И дело здесь не только в имевшей место в 1917 году кардинальной смене группировки, находящейся у власти. Полезно вспомнить упомянутые в предыдущем разделе присущие «низовому» народу отчасти скептические настроения в отношении возможности достойно зарабатывать честным трудом. А также упомянутое уже доминирование недавних социальные низов. Причем с самого начала и внутри этой группы проводилась селекция с отсевом наиболее трудолюбивых — большевики сделали сознательную ставку на беднейшие слои населения. Тлеющее в глубинах народной философии толерантное отношение к воровству, ранее уравновешивавшееся противоположной точкой зрения и христианской моралью, трансформировалось в почти что одобрение воровства, тем более что в условиях перманентного голода первых лет советской власти (а в деревне и позже, после коллективизации) часто красть означало выжить.
Эффект от насаждаемого сверху приоритета государственной собственности перед личной был противоположным ожидаемому: именно воровство собственности советского государства никогда не было чем-то предосудительным. Вооружившись насаждаемой коммунистами формулой «государственное — это общенародное», общенарод мгновенно трансформировал этот слоган в известное «тащи с завода каждый гвоздь: ты здесь хозяин, а не гость». Если бытовое, наносящее ущерб частному лицу воровство, квартирное или карманное, по-прежнему в целом порицалось, то украсть что-то с предприятия даже никогда не называлось этим словом. В ходу были исключительно эвфемизмы: вынес, принес (например, папа с завода), стащил, слямзил, и даже обсценное «спиздил» в данном контексте звучало парадоксально менее грубо, чем цензурное, но неотвратимо однозначное «украл». Народное словообразование оставило нам также очень точный неологизм скоммуниздил. Даже в советских газетах носители этого зла не назывались «ворами», использовалось слово «несуны».
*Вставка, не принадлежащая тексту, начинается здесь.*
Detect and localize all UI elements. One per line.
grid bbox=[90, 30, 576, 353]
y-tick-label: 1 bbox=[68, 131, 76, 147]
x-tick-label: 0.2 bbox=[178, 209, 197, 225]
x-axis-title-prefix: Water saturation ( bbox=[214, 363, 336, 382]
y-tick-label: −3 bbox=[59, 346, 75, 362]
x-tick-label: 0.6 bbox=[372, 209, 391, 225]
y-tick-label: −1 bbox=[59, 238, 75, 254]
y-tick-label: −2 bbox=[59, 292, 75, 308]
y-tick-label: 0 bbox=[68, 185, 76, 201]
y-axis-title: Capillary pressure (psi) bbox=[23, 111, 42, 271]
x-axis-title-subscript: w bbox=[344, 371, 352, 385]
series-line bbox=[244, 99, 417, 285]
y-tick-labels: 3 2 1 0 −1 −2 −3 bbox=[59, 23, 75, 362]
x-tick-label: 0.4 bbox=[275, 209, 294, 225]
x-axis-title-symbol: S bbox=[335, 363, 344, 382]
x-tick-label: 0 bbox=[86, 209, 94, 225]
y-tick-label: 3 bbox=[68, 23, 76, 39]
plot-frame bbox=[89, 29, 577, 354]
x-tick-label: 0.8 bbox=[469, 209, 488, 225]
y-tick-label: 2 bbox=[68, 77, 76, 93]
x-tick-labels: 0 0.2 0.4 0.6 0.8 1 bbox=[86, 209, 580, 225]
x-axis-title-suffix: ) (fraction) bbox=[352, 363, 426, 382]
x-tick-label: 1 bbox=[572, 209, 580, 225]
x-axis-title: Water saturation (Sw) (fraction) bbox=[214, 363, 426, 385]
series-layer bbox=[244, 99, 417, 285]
Характерно, что даже те, кто сам не пытался поживиться за счет «общенародной» собственности, не слишком осуждали своих сотрудников, тащивших домой ту или иную полезную вещь или продукт. «Несуны» иногда попадались, например на проходной завода, но практически никогда — по «стуку» товарищей по работе. Это свидетельствует об отношении к воровству в обществе советских времен.
Тотальный дефицит всего и вся способствовал расцвету еще одного вида незаконного обогащения: воровства работников торговли. Лукавый приказчик, конечно, был традиционной фигурой во все периоды истории России, но в докоммунистические времена это было воровство из кармана хозяина. Директор же советского магазина был такой же наемный «работник торговли» и, как правило, участвовал в левом обороте. Еще бо́льших масштабов воровство процветало на торговых базах и предприятиях пищевой промышленности.
Отношение народа к ворам от торговли было двояким. С одной стороны, их презирали: в основной массе советское общество не одобряло то, что тогда называлось нетрудовыми доходами. Но, с другой стороны, большинство советских людей было не прочь завести в этой среде знакомство: то было единственной возможностью достать дефицит.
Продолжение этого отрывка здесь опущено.